In Cole, the conversion of pain into art may startlingly resemble sperm, as in “The Tree Cutters,” where “my life,” comically moaning, produces “a tough, lustrous thread the pale yellow of onions.” But pain for Cole also changes into honey, a classical and Biblical symbol of prophecy. Pierce the Skin ends with the spacious “Dune.” Its sequence of similes leads to an Apollonian view of poetry and of Cole’s ambition: “like a dizzy/ honeycomb gleaming with amber light,” to “like something from Ovid,” to “like an open hand,” to “like me in my twin bed,” to “like a single voice/ raised in lament, looking for liberation,” to “like a large, open eye,” to conclude with the blackbird catching a bee, and the bees murmuring over wild thyme and dying, “…but not before changing gum/ into gold, like poetry…”
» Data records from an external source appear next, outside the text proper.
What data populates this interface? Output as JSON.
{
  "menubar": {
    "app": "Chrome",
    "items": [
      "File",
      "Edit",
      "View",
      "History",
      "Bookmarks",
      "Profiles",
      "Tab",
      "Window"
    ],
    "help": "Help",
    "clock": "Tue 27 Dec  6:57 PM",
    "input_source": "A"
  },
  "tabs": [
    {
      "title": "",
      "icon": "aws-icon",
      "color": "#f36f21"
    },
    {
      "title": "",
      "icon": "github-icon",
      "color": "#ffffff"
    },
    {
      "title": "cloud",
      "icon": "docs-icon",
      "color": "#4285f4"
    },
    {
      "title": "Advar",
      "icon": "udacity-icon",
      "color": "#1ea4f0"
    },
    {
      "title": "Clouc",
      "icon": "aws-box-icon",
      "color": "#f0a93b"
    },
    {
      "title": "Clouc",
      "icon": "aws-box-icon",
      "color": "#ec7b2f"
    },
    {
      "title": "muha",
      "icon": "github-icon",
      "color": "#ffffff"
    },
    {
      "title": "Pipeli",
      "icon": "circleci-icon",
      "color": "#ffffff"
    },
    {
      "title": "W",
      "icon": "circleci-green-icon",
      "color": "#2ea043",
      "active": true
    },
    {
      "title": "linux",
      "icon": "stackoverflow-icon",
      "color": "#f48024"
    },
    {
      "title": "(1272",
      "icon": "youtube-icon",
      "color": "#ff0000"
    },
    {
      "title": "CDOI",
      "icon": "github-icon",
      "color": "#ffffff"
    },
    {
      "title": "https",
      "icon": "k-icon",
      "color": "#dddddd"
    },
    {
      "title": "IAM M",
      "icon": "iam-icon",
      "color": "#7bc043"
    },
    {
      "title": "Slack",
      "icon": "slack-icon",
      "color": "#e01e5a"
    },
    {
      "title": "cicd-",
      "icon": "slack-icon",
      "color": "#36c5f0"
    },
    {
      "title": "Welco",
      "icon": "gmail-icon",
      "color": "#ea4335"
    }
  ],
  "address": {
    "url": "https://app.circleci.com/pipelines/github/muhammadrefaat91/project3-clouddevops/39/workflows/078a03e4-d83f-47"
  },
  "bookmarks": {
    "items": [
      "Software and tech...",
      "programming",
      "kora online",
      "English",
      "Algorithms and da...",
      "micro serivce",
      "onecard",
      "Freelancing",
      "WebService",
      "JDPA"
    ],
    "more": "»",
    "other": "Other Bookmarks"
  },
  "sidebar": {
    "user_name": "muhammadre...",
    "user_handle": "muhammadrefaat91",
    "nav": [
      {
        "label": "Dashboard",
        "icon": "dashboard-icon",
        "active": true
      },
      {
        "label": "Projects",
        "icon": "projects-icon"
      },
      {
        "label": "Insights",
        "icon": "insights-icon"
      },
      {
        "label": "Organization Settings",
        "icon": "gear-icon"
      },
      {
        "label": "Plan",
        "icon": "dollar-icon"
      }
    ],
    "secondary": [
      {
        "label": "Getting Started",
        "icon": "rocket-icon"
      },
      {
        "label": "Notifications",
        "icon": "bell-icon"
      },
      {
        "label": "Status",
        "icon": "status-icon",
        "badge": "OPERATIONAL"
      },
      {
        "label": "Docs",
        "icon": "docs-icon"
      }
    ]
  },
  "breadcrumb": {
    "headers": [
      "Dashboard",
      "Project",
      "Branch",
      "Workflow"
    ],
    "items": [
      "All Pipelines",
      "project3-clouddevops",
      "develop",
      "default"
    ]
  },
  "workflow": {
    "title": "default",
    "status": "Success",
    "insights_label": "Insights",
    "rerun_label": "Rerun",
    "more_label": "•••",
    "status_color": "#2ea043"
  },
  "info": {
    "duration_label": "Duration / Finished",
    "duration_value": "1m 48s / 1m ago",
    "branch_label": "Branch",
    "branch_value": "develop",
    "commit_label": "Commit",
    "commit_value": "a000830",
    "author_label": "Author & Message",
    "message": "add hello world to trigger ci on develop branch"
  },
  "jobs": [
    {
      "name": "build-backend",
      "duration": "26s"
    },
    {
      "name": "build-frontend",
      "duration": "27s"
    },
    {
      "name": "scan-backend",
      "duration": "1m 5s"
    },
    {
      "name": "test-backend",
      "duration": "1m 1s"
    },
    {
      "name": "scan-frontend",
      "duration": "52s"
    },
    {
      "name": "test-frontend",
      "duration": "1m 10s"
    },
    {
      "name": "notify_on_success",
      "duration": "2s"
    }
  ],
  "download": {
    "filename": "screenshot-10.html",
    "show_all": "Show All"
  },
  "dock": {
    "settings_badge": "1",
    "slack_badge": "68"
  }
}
Cole is now such a master of his means, and at the same time so modest and vulnerable in his recording, he can risk such a gesture and get away with it. He brilliantly channels Marvell, Dickinson, and Stevens, and sounds perfectly like himself—the fictive self, the voice that holds its own amid squalor.
Rosanna Warren's most recent book of poems is Departure (2003).